It will be with a sense of déjà vu that you read that the main news item for expats continues to be Covid-19 and the pandemic’s various ramifications, mainly to do with travel. Our main suggestion is to do what most of you are doing already: keeping an eye on government regulations and recommendations, and making arrangements accordingly.This is obviously difficult: different countries are at different stages of the pandemic. The UK government, for instance, has backtracked on a number of options, such as placing travellers in voluntary quarantine. At the time of writing, the UK is discussing the possibility of opening up ‘air bridges’ (originally a military term) between itself and some European nations, such as Spain. According to the latest talks, Britons may be allowed to skip quarantine and travel to countries such as Greece, Spain, Australia, Portugal and France very soon. Airlines originally drew up a list of 45 countries but this has been reduced.
At the moment travellers arriving in the UK, with a small number of exceptions, must quarantine for 14 days and must fill out a form giving an address. You can face fines if you disobey the rules.
Keep watching the news, as this will significantly affect flights and other forms of travel. Two things need to happen for international travel to be green-lighted: the Daily Telegraph reports that travel will only be allowed after advice from the chief medical officer provides advice on each country, and in addition the Foreign Office will need to lift its ban against non-essential travel to those countries. Governments, airlines and travellers alike welcome the news, however, with the Portuguese Ambassador to the UK stating that Portugal is looking forward to welcoming British visitors back again.
However, if you do manage to get away, you will notice some changes. Some countries are using Covid and the disruption it has caused to revise their policies towards tourists: party boats have been banned in Majorca, Menorca, Formentera and Ibiza in an apparent attempt to maintain social distancing policies but also to cut down on some of the drink-fuelled tourist excesses which have been a feature of some resorts in recent years, although there have been denials that this is a specific aim. Bars may also be due to close around 10 pm. The Balearic authorities have demonstrated a wish to clamp down on hard-drinking tourists and attract a more family oriented demographic and it may be that the pandemic has provided them with the opportunity to finally do so.
The pandemic is affecting different countries in different ways. In the UK, the incidence of Covid-19 in care homes has been an area for concern and a burgeoning scandal, whereas in Singapore the disease has had a major impact on the overseas worker community. According to the Singapore News, dozens of Covid clusters connected to foreign worker dorms have been identified to date, including Singapore’s largest cluster of over 2,700 cases. Around 400,000 workers live in dorm residences. As of mid June, around 75,000 Covid-free workers in dorms have been moved to cleared premises, but the country is planning a forecast of dorms and blocks to be cleared on into August.
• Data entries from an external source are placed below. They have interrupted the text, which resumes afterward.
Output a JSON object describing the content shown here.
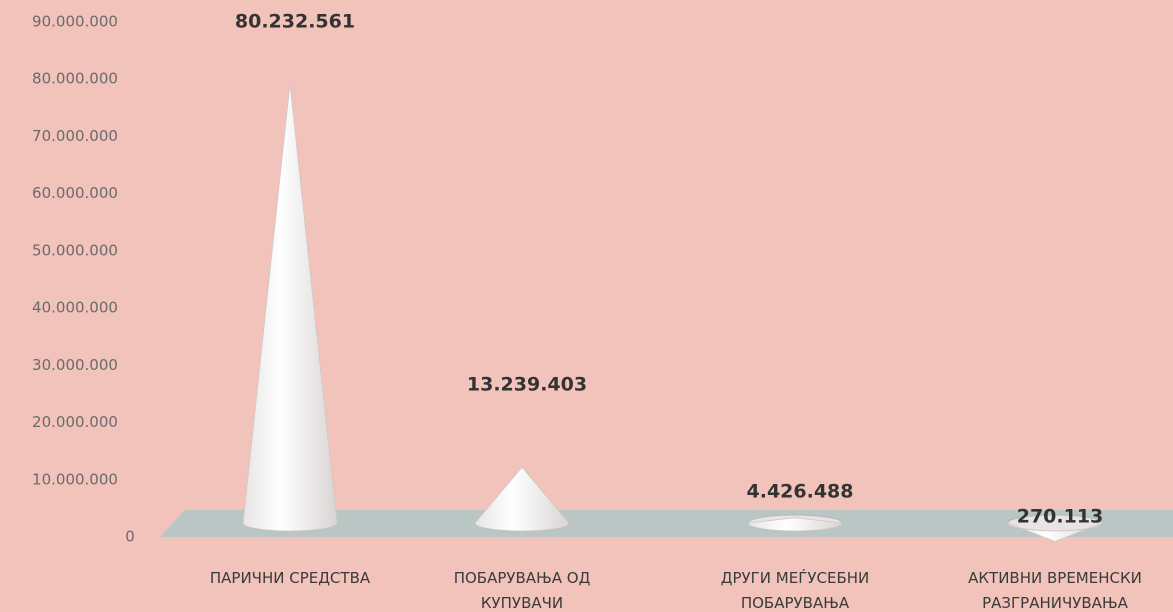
{
  "chart_data": {
    "type": "cone",
    "categories": [
      [
        "ПАРИЧНИ СРЕДСТВА"
      ],
      [
        "ПОБАРУВАЊА ОД",
        "КУПУВАЧИ"
      ],
      [
        "ДРУГИ МЕЃУСЕБНИ",
        "ПОБАРУВАЊА"
      ],
      [
        "АКТИВНИ ВРЕМЕНСКИ",
        "РАЗГРАНИЧУВАЊА"
      ]
    ],
    "values": [
      80232561,
      13239403,
      4426488,
      270113
    ],
    "value_labels": [
      "80.232.561",
      "13.239.403",
      "4.426.488",
      "270.113"
    ],
    "color": "#ffffff",
    "ylim": [
      0,
      90000000
    ],
    "yticks": [
      0,
      {
        "value": 10000000,
        "label": "10.000.000"
      },
      {
        "value": 20000000,
        "label": "20.000.000"
      },
      {
        "value": 30000000,
        "label": "30.000.000"
      },
      {
        "value": 40000000,
        "label": "40.000.000"
      },
      {
        "value": 50000000,
        "label": "50.000.000"
      },
      {
        "value": 60000000,
        "label": "60.000.000"
      },
      {
        "value": 70000000,
        "label": "70.000.000"
      },
      {
        "value": 80000000,
        "label": "80.000.000"
      },
      {
        "value": 90000000,
        "label": "90.000.000"
      }
    ]
  }
}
New Zealand has had a low incidence of Covid due to its prompt action on strict lockdown, but in June two women coming in from the UK were tested positive for the illness – after they had made a 400 mile round-trip in New Zealand. They did so after being released from quarantine on compassionate grounds to visit a dying relative, but PM Jacinda Ardern suspended the programme that allows early release and says that New Zealand’s successful virus response should not be undermined. So expect some strict border controls if you are coming into the country.
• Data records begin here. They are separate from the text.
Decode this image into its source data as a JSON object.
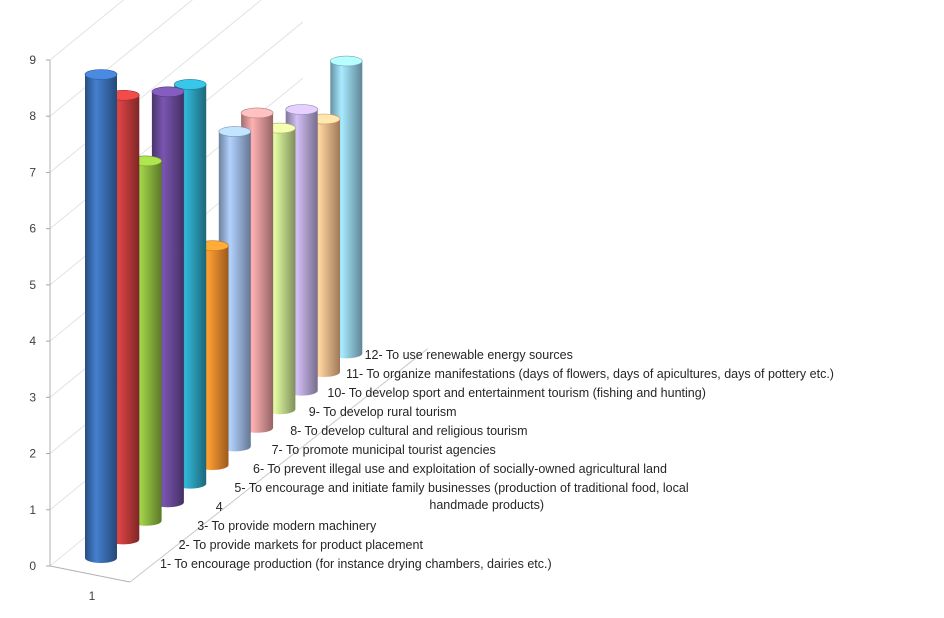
{
  "chart_data": {
    "type": "bar",
    "categories": [
      "1"
    ],
    "y_ticks": [
      "0",
      "1",
      "2",
      "3",
      "4",
      "5",
      "6",
      "7",
      "8",
      "9"
    ],
    "ylim": [
      0,
      9
    ],
    "grid": true,
    "series": [
      {
        "name": "1- To encourage production (for instance drying chambers, dairies etc.)",
        "values": [
          8.6
        ],
        "color": "#3a6fb5"
      },
      {
        "name": "2- To provide markets for product placement",
        "values": [
          7.9
        ],
        "color": "#c23b3b"
      },
      {
        "name": "3- To provide modern machinery",
        "values": [
          6.4
        ],
        "color": "#8cb83f"
      },
      {
        "name": "4",
        "values": [
          7.3
        ],
        "color": "#6a4a9a"
      },
      {
        "name": "5- To encourage and initiate family businesses (production of traditional food, local",
        "name_line2": "handmade products)",
        "values": [
          7.1
        ],
        "color": "#2b9fbb"
      },
      {
        "name": "6- To prevent illegal use and exploitation of socially-owned agricultural land",
        "values": [
          3.9
        ],
        "color": "#f08a2c"
      },
      {
        "name": "7- To promote municipal tourist agencies",
        "values": [
          5.6
        ],
        "color": "#9bb7e0"
      },
      {
        "name": "8- To develop cultural and religious tourism",
        "values": [
          5.6
        ],
        "color": "#e39a9a"
      },
      {
        "name": "9- To develop rural tourism",
        "values": [
          5.0
        ],
        "color": "#c4dc8c"
      },
      {
        "name": "10- To develop sport and entertainment tourism (fishing and hunting)",
        "values": [
          5.0
        ],
        "color": "#b7a6d6"
      },
      {
        "name": "11- To organize manifestations (days of flowers, days of apicultures, days of pottery etc.)",
        "values": [
          4.5
        ],
        "color": "#f5b98a"
      },
      {
        "name": "12- To use renewable energy sources",
        "values": [
          5.2
        ],
        "color": "#92cde6"
      }
    ]
  }
}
The Dubai-based Al Bayan newspaper reports that the Director of Public Health at the Gulf Health Council, Dr. Ahmed Al Ammar, has stated that the Gulf countries may not witness a second wave of the spread of Covid 19, due to lockdown policies in the region. We have reported elsewhere in this newsletter, however, that many foreign workers, mainly Egyptian, Indian, Filipino and Pakistani, have been leaving the region in droves, due to the impact of the pandemic on economic stability.
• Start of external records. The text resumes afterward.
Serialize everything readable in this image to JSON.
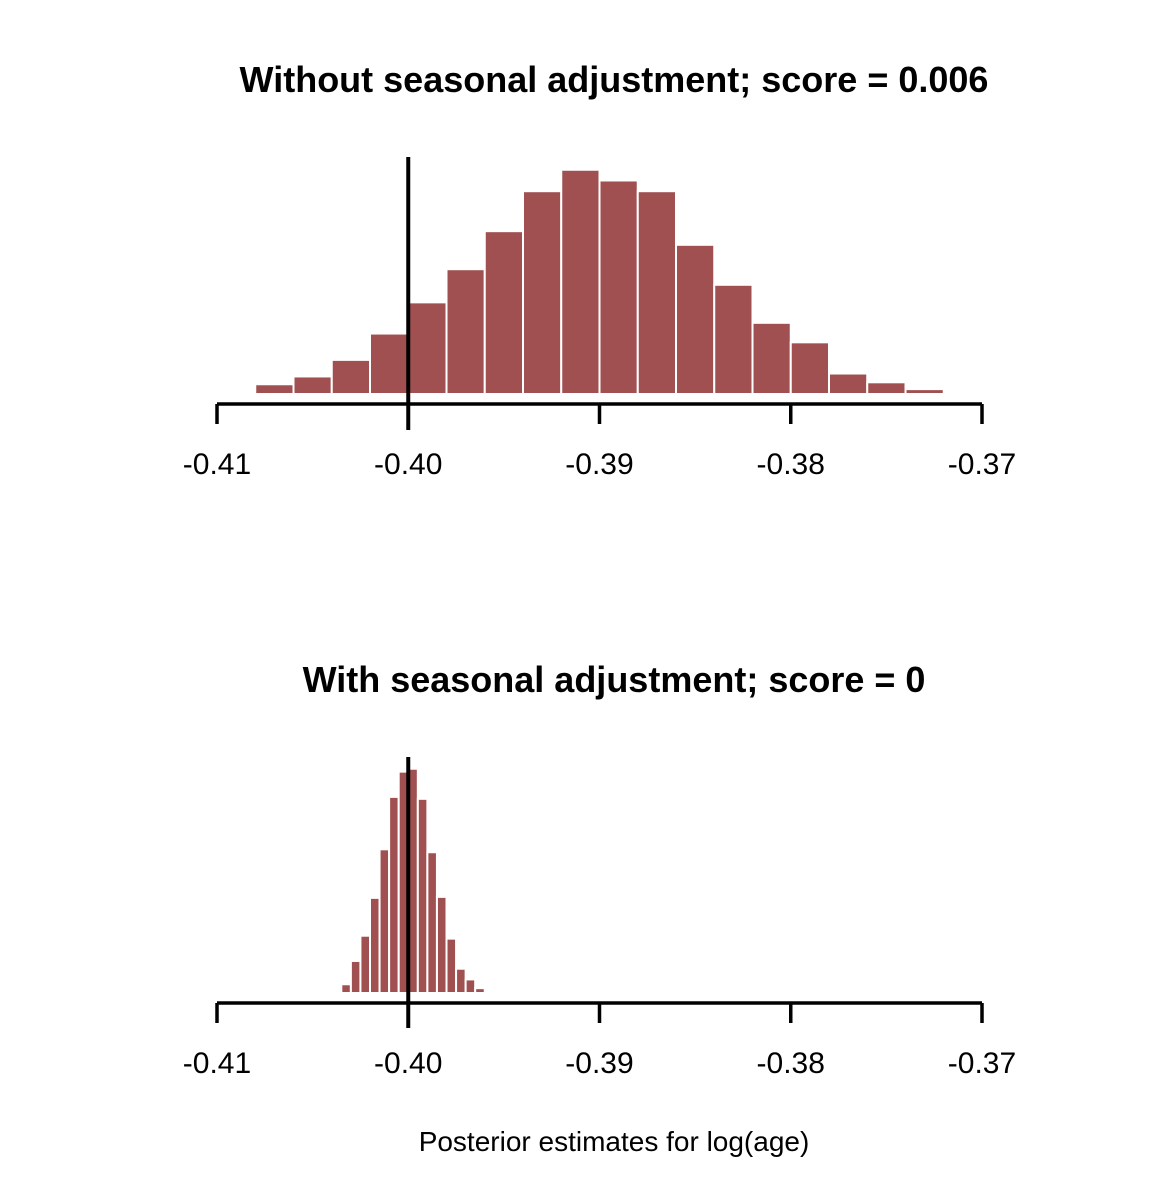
{
  "chart_data": [
    {
      "type": "bar",
      "title": "Without seasonal adjustment; score = 0.006",
      "xlabel": "",
      "ylabel": "",
      "xlim": [
        -0.41,
        -0.37
      ],
      "ylim": [
        0,
        240
      ],
      "x_ticks": [
        -0.41,
        -0.4,
        -0.39,
        -0.38,
        -0.37
      ],
      "x_tick_labels": [
        "-0.41",
        "-0.40",
        "-0.39",
        "-0.38",
        "-0.37"
      ],
      "reference_line": -0.4,
      "bar_color": "#a05050",
      "bins": [
        {
          "start": -0.41,
          "end": -0.408,
          "count": 2
        },
        {
          "start": -0.408,
          "end": -0.406,
          "count": 10
        },
        {
          "start": -0.406,
          "end": -0.404,
          "count": 18
        },
        {
          "start": -0.404,
          "end": -0.402,
          "count": 35
        },
        {
          "start": -0.402,
          "end": -0.4,
          "count": 62
        },
        {
          "start": -0.4,
          "end": -0.398,
          "count": 94
        },
        {
          "start": -0.398,
          "end": -0.396,
          "count": 128
        },
        {
          "start": -0.396,
          "end": -0.394,
          "count": 167
        },
        {
          "start": -0.394,
          "end": -0.392,
          "count": 208
        },
        {
          "start": -0.392,
          "end": -0.39,
          "count": 230
        },
        {
          "start": -0.39,
          "end": -0.388,
          "count": 219
        },
        {
          "start": -0.388,
          "end": -0.386,
          "count": 208
        },
        {
          "start": -0.386,
          "end": -0.384,
          "count": 153
        },
        {
          "start": -0.384,
          "end": -0.382,
          "count": 112
        },
        {
          "start": -0.382,
          "end": -0.38,
          "count": 73
        },
        {
          "start": -0.38,
          "end": -0.378,
          "count": 53
        },
        {
          "start": -0.378,
          "end": -0.376,
          "count": 21
        },
        {
          "start": -0.376,
          "end": -0.374,
          "count": 12
        },
        {
          "start": -0.374,
          "end": -0.372,
          "count": 5
        }
      ]
    },
    {
      "type": "bar",
      "title": "With seasonal adjustment; score = 0",
      "xlabel": "Posterior estimates for log(age)",
      "ylabel": "",
      "xlim": [
        -0.41,
        -0.37
      ],
      "ylim": [
        0,
        240
      ],
      "x_ticks": [
        -0.41,
        -0.4,
        -0.39,
        -0.38,
        -0.37
      ],
      "x_tick_labels": [
        "-0.41",
        "-0.40",
        "-0.39",
        "-0.38",
        "-0.37"
      ],
      "reference_line": -0.4,
      "bar_color": "#a05050",
      "bins": [
        {
          "start": -0.404,
          "end": -0.4035,
          "count": 2
        },
        {
          "start": -0.4035,
          "end": -0.403,
          "count": 9
        },
        {
          "start": -0.403,
          "end": -0.4025,
          "count": 33
        },
        {
          "start": -0.4025,
          "end": -0.402,
          "count": 59
        },
        {
          "start": -0.402,
          "end": -0.4015,
          "count": 98
        },
        {
          "start": -0.4015,
          "end": -0.401,
          "count": 148
        },
        {
          "start": -0.401,
          "end": -0.4005,
          "count": 202
        },
        {
          "start": -0.4005,
          "end": -0.4,
          "count": 228
        },
        {
          "start": -0.4,
          "end": -0.3995,
          "count": 231
        },
        {
          "start": -0.3995,
          "end": -0.399,
          "count": 200
        },
        {
          "start": -0.399,
          "end": -0.3985,
          "count": 145
        },
        {
          "start": -0.3985,
          "end": -0.398,
          "count": 99
        },
        {
          "start": -0.398,
          "end": -0.3975,
          "count": 56
        },
        {
          "start": -0.3975,
          "end": -0.397,
          "count": 25
        },
        {
          "start": -0.397,
          "end": -0.3965,
          "count": 14
        },
        {
          "start": -0.3965,
          "end": -0.396,
          "count": 5
        }
      ]
    }
  ]
}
Meanwhile, SAGA has refunded £44 million of advance payments to customers whose travel was disrupted by the pandemic. The group suspended travel operations in mid-March and cancelled all departures up to and including August. Customers have either had a refund or been booked on future trips.
The Scottish government has issued guidelines for second home owners as the country eases out of lockdown and has at the time of writing has had no new reported Covid cases for six days. You can travel to a second home to deal with an emergency, such as a mains water leak or break-in. Once there, you may remain there, but you should only do so for as long as is reasonably necessary to deal with the emergency.
From 29 June 2020, you can travel to a second home to check that it is secure and in good condition. Again, once there, you may remain there, but only for as long as is reasonably necessary. You are not allowed to travel to your second home for leisure purposes and you can’t let your second home out, either.
Note that the restrictions are different when it comes to England. As of June you are still not permitted to stay overnight away from the place where you or your support bubble are living – for a holiday or similar purpose – in the UK or overseas. This includes staying overnight in a second home.
As with other travel arrangements, keep an eye on the news over the next few days as the situation is changing rapidly.